As the South Boston racketeer who helped old ladies with their groceries and dumped corpses into the city's harbor, Depp is utterly transformed. The thinning hair, the icy stare, the horrific dentition, the dropped consonants - he's a pasty psychopath, a nightmare guy who can smile nice and pummel the people who cross him into bloody pulp.
Which is what he does, a lot, in director Scott Cooper's swaggering disco-era period piece.
Although not as roiling and resonant as Martin Scorsese's Beantown cops-and-crooks saga, The Departed (in which Jack Nicholson served up a wildly italicized, fictionalized version of Bulger), Cooper's movie - adapted from a book by Boston Globe reporters Dick Lehr and Gerard O'Neill - deftly traces the rise of Bulger's so-called Winter Hill Gang. The mobster struck a deal with the FBI that essentially gave him license to run the competition, the Mafia, out of town. Aided and abetted by John Connolly, a fellow Southie kid who grew up to become a federal agent, and who is played with barrel-chested intent by Joel Edgerton, Bulger was pretty much let loose to wheel, deal, and whack, feeding the feds "intel" in exchange for letting him operate in South Boston, then all of Boston and beyond.
This is an unredeemingly dark tale. A story with Bulger foot soldiers turned government witnesses (the film is structured flashback style, with tape-recorded interrogations pointing the way). A story about bonds of brotherhood, filial and otherwise. A story where women don't figure much, except to bear children, bring food to the table, and wonder what the hell the men in their lives are doing. Benedict Cumberbatch plays Billy Bulger, Whitey's brother, a bespoke-suited state senator, a power broker who doesn't need to break legs to achieve his goals.

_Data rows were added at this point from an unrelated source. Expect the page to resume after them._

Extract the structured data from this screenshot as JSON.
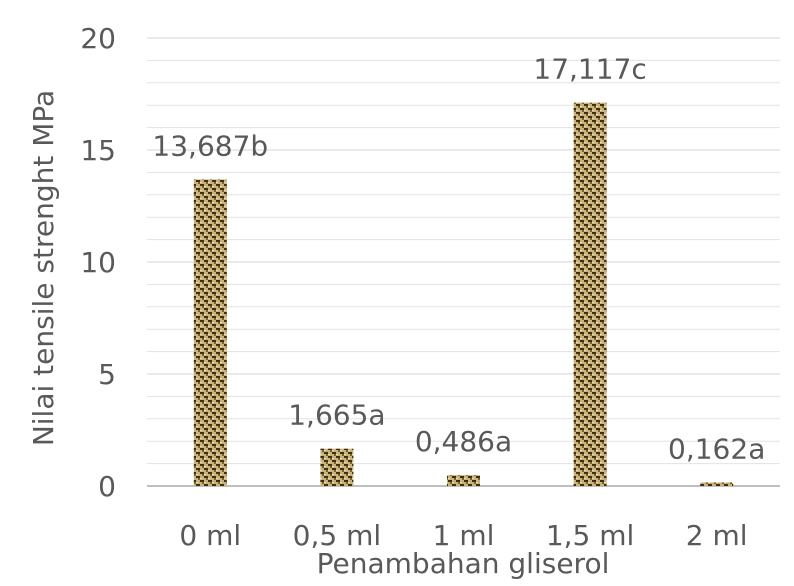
{
  "chart_data": {
    "type": "bar",
    "title": "",
    "xlabel": "Penambahan gliserol",
    "ylabel": "Nilai tensile strenght MPa",
    "categories": [
      "0 ml",
      "0,5 ml",
      "1 ml",
      "1,5 ml",
      "2 ml"
    ],
    "values": [
      13.687,
      1.665,
      0.486,
      17.117,
      0.162
    ],
    "data_labels": [
      "13,687b",
      "1,665a",
      "0,486a",
      "17,117c",
      "0,162a"
    ],
    "ylim": [
      0,
      20
    ],
    "yticks": [
      {
        "value": 0,
        "label": "0"
      },
      {
        "value": 5,
        "label": "5"
      },
      {
        "value": 10,
        "label": "10"
      },
      {
        "value": 15,
        "label": "15"
      },
      {
        "value": 20,
        "label": "20"
      }
    ],
    "minor_grid_step": 1,
    "grid": true,
    "legend": "none",
    "bar_fill": "woven texture, gold/brown",
    "colors": {
      "bar_light": "#c9b37a",
      "bar_dark": "#3b2e14",
      "grid": "#e3e3e3",
      "axis": "#bfbfbf",
      "text": "#595959"
    }
  }
}
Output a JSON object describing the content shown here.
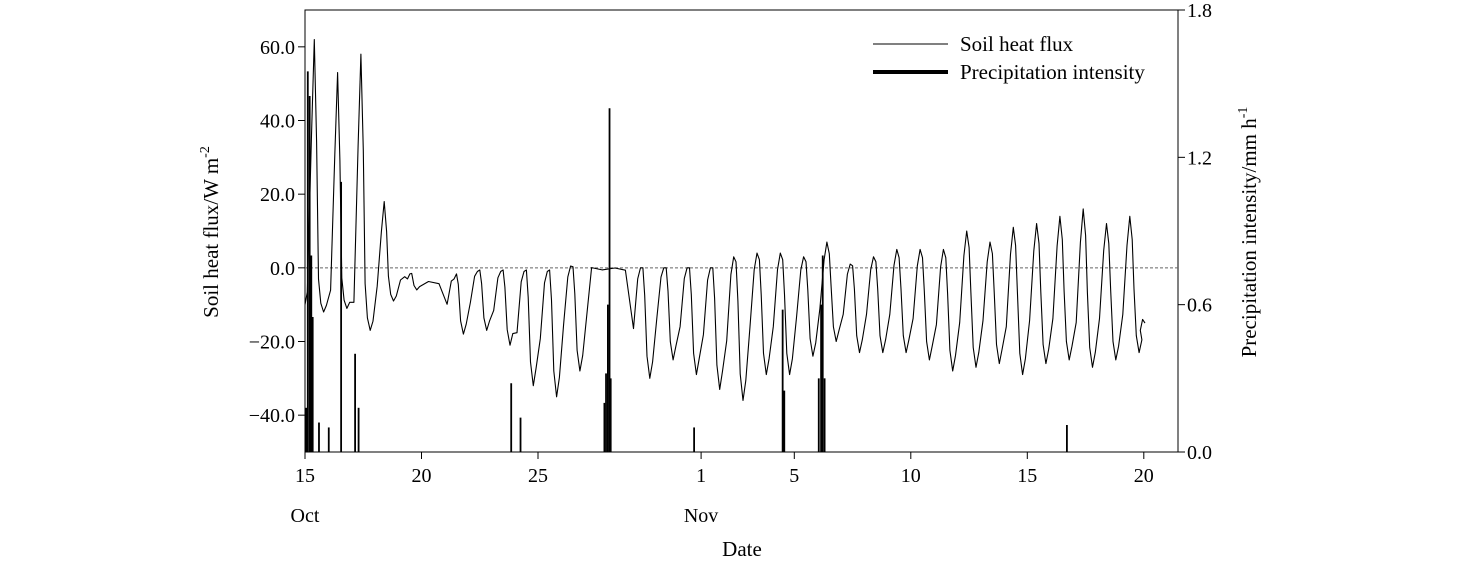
{
  "chart_data": {
    "type": "line",
    "xlabel": "Date",
    "x_ticks": [
      {
        "day": 15,
        "label": "15",
        "sub": "Oct"
      },
      {
        "day": 20,
        "label": "20",
        "sub": ""
      },
      {
        "day": 25,
        "label": "25",
        "sub": ""
      },
      {
        "day": 32,
        "label": "1",
        "sub": "Nov"
      },
      {
        "day": 36,
        "label": "5",
        "sub": ""
      },
      {
        "day": 41,
        "label": "10",
        "sub": ""
      },
      {
        "day": 46,
        "label": "15",
        "sub": ""
      },
      {
        "day": 51,
        "label": "20",
        "sub": ""
      }
    ],
    "xlim": [
      15,
      51.4
    ],
    "left_axis": {
      "label": "Soil heat flux/W m",
      "label_sup": "-2",
      "ylim": [
        -50,
        70
      ],
      "ticks": [
        -40,
        -20,
        0,
        20,
        40,
        60
      ],
      "tick_labels": [
        "−40.0",
        "−20.0",
        "0.0",
        "20.0",
        "40.0",
        "60.0"
      ]
    },
    "right_axis": {
      "label": "Precipitation intensity/mm h",
      "label_sup": "-1",
      "ylim": [
        0,
        1.8
      ],
      "ticks": [
        0,
        0.6,
        1.2,
        1.8
      ],
      "tick_labels": [
        "0.0",
        "0.6",
        "1.2",
        "1.8"
      ]
    },
    "zero_line": true,
    "legend_position": "top-right",
    "series": [
      {
        "name": "Soil heat flux",
        "axis": "left",
        "line": "thin",
        "daily_extrema": [
          {
            "day": 15.5,
            "max": 62,
            "min": -12
          },
          {
            "day": 16.5,
            "max": 53,
            "min": -11
          },
          {
            "day": 17.5,
            "max": 58,
            "min": -17
          },
          {
            "day": 18.5,
            "max": 18,
            "min": -9
          },
          {
            "day": 19.5,
            "max": -3,
            "min": -6
          },
          {
            "day": 20.5,
            "max": -3,
            "min": -5
          },
          {
            "day": 21.5,
            "max": -3,
            "min": -18
          },
          {
            "day": 22.5,
            "max": -1,
            "min": -17
          },
          {
            "day": 23.5,
            "max": -1,
            "min": -21
          },
          {
            "day": 24.5,
            "max": -1,
            "min": -32
          },
          {
            "day": 25.5,
            "max": -1,
            "min": -35
          },
          {
            "day": 26.5,
            "max": 0.5,
            "min": -28
          },
          {
            "day": 27.5,
            "max": 0.5,
            "min": -1
          },
          {
            "day": 28.5,
            "max": 0.3,
            "min": -1
          },
          {
            "day": 29.5,
            "max": 0,
            "min": -30
          },
          {
            "day": 30.5,
            "max": 0,
            "min": -25
          },
          {
            "day": 31.5,
            "max": 0,
            "min": -29
          },
          {
            "day": 32.5,
            "max": 0,
            "min": -33
          },
          {
            "day": 33.5,
            "max": 3,
            "min": -36
          },
          {
            "day": 34.5,
            "max": 4,
            "min": -29
          },
          {
            "day": 35.5,
            "max": 4,
            "min": -29
          },
          {
            "day": 36.5,
            "max": 3,
            "min": -24
          },
          {
            "day": 37.5,
            "max": 7,
            "min": -20
          },
          {
            "day": 38.5,
            "max": 1,
            "min": -23
          },
          {
            "day": 39.5,
            "max": 3,
            "min": -23
          },
          {
            "day": 40.5,
            "max": 5,
            "min": -23
          },
          {
            "day": 41.5,
            "max": 5,
            "min": -25
          },
          {
            "day": 42.5,
            "max": 5,
            "min": -28
          },
          {
            "day": 43.5,
            "max": 10,
            "min": -27
          },
          {
            "day": 44.5,
            "max": 7,
            "min": -26
          },
          {
            "day": 45.5,
            "max": 11,
            "min": -29
          },
          {
            "day": 46.5,
            "max": 12,
            "min": -26
          },
          {
            "day": 47.5,
            "max": 14,
            "min": -25
          },
          {
            "day": 48.5,
            "max": 16,
            "min": -27
          },
          {
            "day": 49.5,
            "max": 12,
            "min": -25
          },
          {
            "day": 50.5,
            "max": 14,
            "min": -23
          }
        ],
        "end_value": -15
      },
      {
        "name": "Precipitation intensity",
        "axis": "right",
        "line": "thick",
        "type": "bar",
        "events": [
          [
            15.05,
            0.18
          ],
          [
            15.12,
            1.55
          ],
          [
            15.2,
            1.45
          ],
          [
            15.27,
            0.8
          ],
          [
            15.33,
            0.55
          ],
          [
            15.6,
            0.12
          ],
          [
            16.02,
            0.1
          ],
          [
            16.55,
            1.1
          ],
          [
            17.15,
            0.4
          ],
          [
            17.3,
            0.18
          ],
          [
            23.85,
            0.28
          ],
          [
            24.25,
            0.14
          ],
          [
            27.85,
            0.2
          ],
          [
            27.92,
            0.32
          ],
          [
            28.0,
            0.6
          ],
          [
            28.07,
            1.4
          ],
          [
            28.12,
            0.3
          ],
          [
            31.7,
            0.1
          ],
          [
            35.5,
            0.58
          ],
          [
            35.57,
            0.25
          ],
          [
            37.05,
            0.3
          ],
          [
            37.15,
            0.6
          ],
          [
            37.22,
            0.8
          ],
          [
            37.3,
            0.3
          ],
          [
            47.7,
            0.11
          ]
        ]
      }
    ]
  }
}
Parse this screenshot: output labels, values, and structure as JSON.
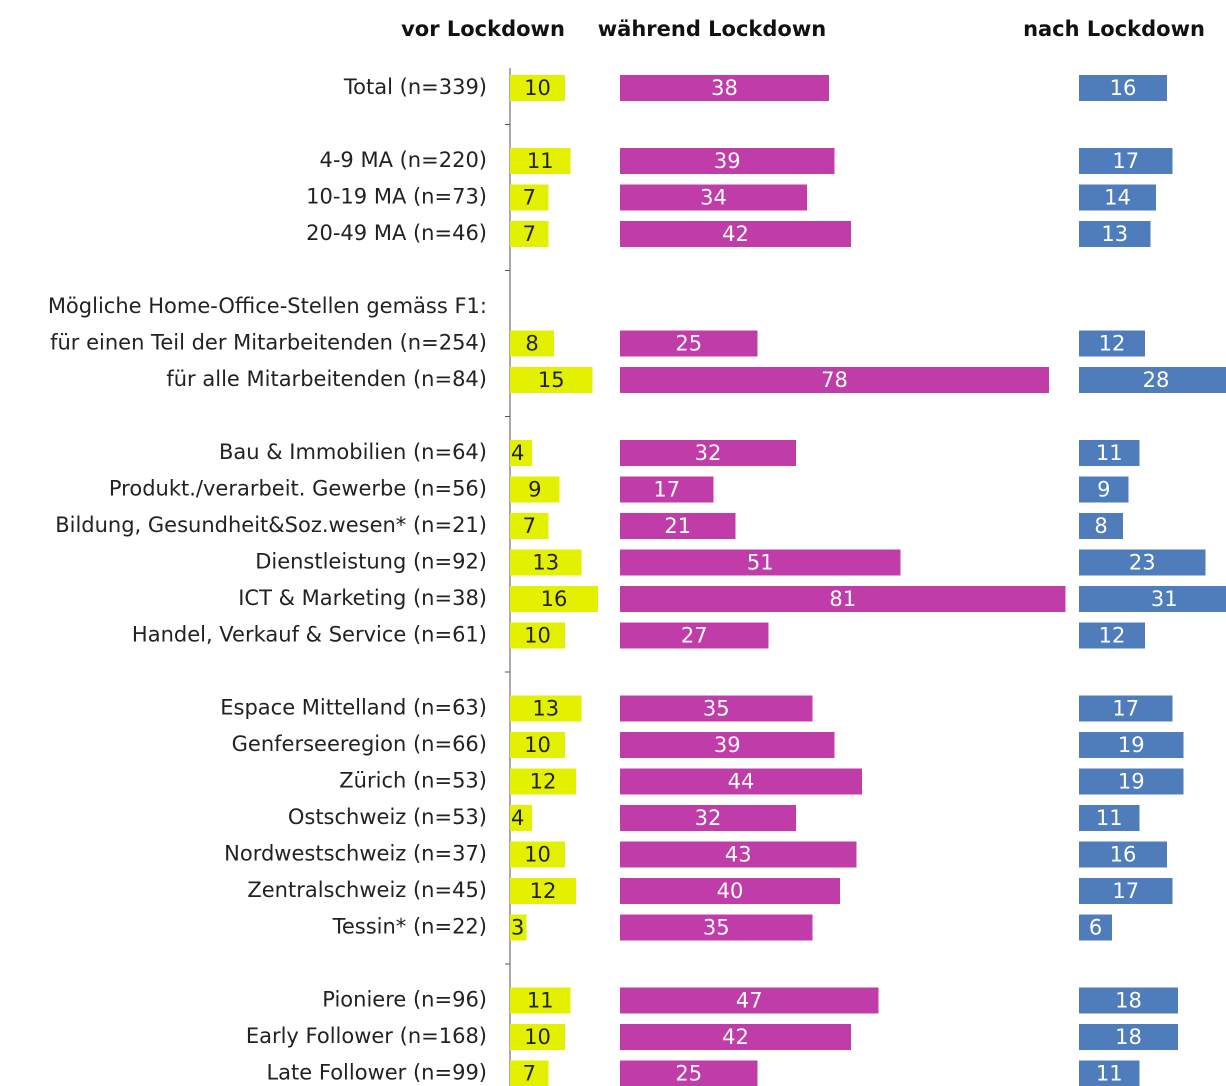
{
  "chart_data": {
    "type": "bar",
    "categories": [
      "Total (n=339)",
      null,
      "4-9 MA (n=220)",
      "10-19 MA (n=73)",
      "20-49 MA (n=46)",
      null,
      "Mögliche Home-Office-Stellen gemäss F1:",
      "für einen Teil der Mitarbeitenden (n=254)",
      "für alle Mitarbeitenden (n=84)",
      null,
      "Bau & Immobilien (n=64)",
      "Produkt./verarbeit. Gewerbe (n=56)",
      "Bildung, Gesundheit&Soz.wesen* (n=21)",
      "Dienstleistung (n=92)",
      "ICT & Marketing (n=38)",
      "Handel, Verkauf & Service (n=61)",
      null,
      "Espace Mittelland (n=63)",
      "Genferseeregion (n=66)",
      "Zürich (n=53)",
      "Ostschweiz (n=53)",
      "Nordwestschweiz (n=37)",
      "Zentralschweiz (n=45)",
      "Tessin* (n=22)",
      null,
      "Pioniere (n=96)",
      "Early Follower (n=168)",
      "Late Follower (n=99)"
    ],
    "series": [
      {
        "name": "vor Lockdown",
        "color": "#e3f000",
        "values": [
          10,
          null,
          11,
          7,
          7,
          null,
          null,
          8,
          15,
          null,
          4,
          9,
          7,
          13,
          16,
          10,
          null,
          13,
          10,
          12,
          4,
          10,
          12,
          3,
          null,
          11,
          10,
          7
        ]
      },
      {
        "name": "während Lockdown",
        "color": "#c03ca8",
        "values": [
          38,
          null,
          39,
          34,
          42,
          null,
          null,
          25,
          78,
          null,
          32,
          17,
          21,
          51,
          81,
          27,
          null,
          35,
          39,
          44,
          32,
          43,
          40,
          35,
          null,
          47,
          42,
          25
        ]
      },
      {
        "name": "nach Lockdown",
        "color": "#4f7dbb",
        "values": [
          16,
          null,
          17,
          14,
          13,
          null,
          null,
          12,
          28,
          null,
          11,
          9,
          8,
          23,
          31,
          12,
          null,
          17,
          19,
          19,
          11,
          16,
          17,
          6,
          null,
          18,
          18,
          11
        ]
      }
    ],
    "xlim": [
      0,
      100
    ]
  }
}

Kevin Bacon is FBI supervisor Charles McGuire, who wears his ties wide and whose eyes periodically go wide, too, in disbelief over what Bulger is getting away with. (Murder.)
Peter Sarsgaard plays Brian Halloran, a Bulger associate who has good reason to be wary, and 50 Shades of Grey's Dakota Johnson has a couple of unnerving scenes with Depp. She plays Lindsey Cyr, Bulger's mistress, the mother of his son. When the boy turns sick, their relationship gets very ugly, very fast.
If Black Mass finds its audience (an audience that likes its gangland yarns served meat-and-potatoes style), one scene is sure to be remembered, and much discussed. In fact, it's a meat and potatoes scene: a dinner in which Bulger asks his host, an FBI Boston bureau boss, what the steak has been marinated in. "It's a family secret," David Harbour's John Morris responds, but then Bulger works the recipe out of him anyway. Bulger's voice turns cold, accusatory: "You spill the secret family recipe today, maybe you spill about me tomorrow. Is that something maybe that's a possibility?"
It's one of the most uncomfortable dining experiences anybody's ever going to have. And it's brilliant.
Directed by Scott Cooper. With Johnny Depp, Joel Edgerton, Benedict Cumberbatch, Dakota Johnson, Kevin Bacon. Distributed by Warner Bros.
Running time: 2 hours, 2 mins.
Parent's guide: R (violence, profanity, adult themes).